Quand les prix dérapent

Les exportations progressent, les finances publiques affichent une santé insolente, les investissements se multiplient… mais l’inflation doit encore être stabilisée.

Publié le 10 décembre 2007 Lecture : 4 minutes.

Bonne nouvelle. Après un net ralentissement observé ces deux dernières années à la suite du repli de la production pétrolière (- 4,5 % en 2006), la Guinée équatoriale renoue avec une forte croissance. En 2007, la hausse du PIB atteindra 21,5 %, contre 5 % un an auparavant (4 462 milliards de F CFA). Une performance qui résulte « de l’augmentation de la production de gaz et de la poursuite de la construction des infrastructures publiques », explique le ministre des Finances et du Budget, Marcelino Owono Edu.

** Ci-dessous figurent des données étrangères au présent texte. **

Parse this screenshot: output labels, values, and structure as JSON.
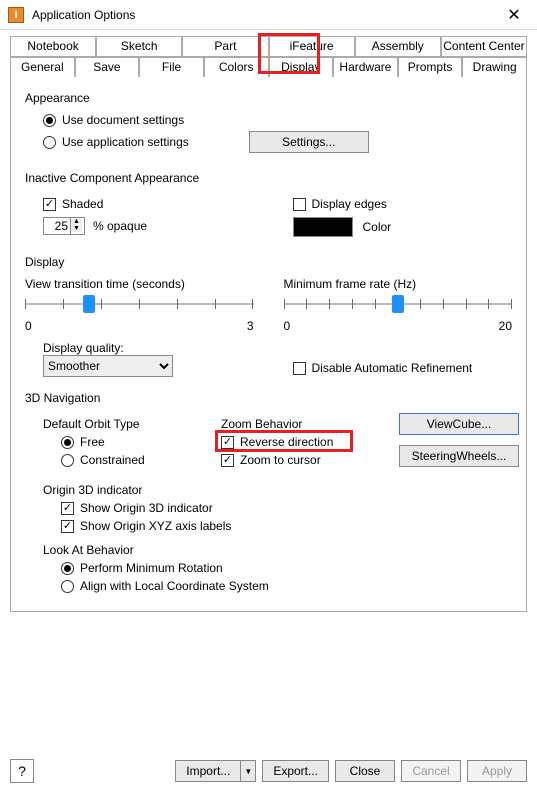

Sans oublier la forte hausse du prix du baril.

Le brut en léger repli
Plus que le brut, le pays mise désormais sur le gaz et ses dérivés, dont les exportations s’élèvent actuellement à 1,6 million de tonnes par an. L’inauguration en octobre du premier train de gaz naturel liquéfié de la société EG-LNG devrait porter ce volume à plus de 3,4 millions de tonnes dès 2008 et à 8 millions de tonnes dans l’hypothèse de la construction d’un second train pour lequel le gouvernement recherche actuellement des financements. Le « peak oil » équato-guinéen a-t-il été atteint ? En l’absence de nouvelles découvertes, les exportations de brut devraient continuer de décliner (16,7 millions de tonnes en 2007, contre 17,1 en 2006 et 17,9 en 2005) du fait, notamment, du tassement de la production du champ Zafiro.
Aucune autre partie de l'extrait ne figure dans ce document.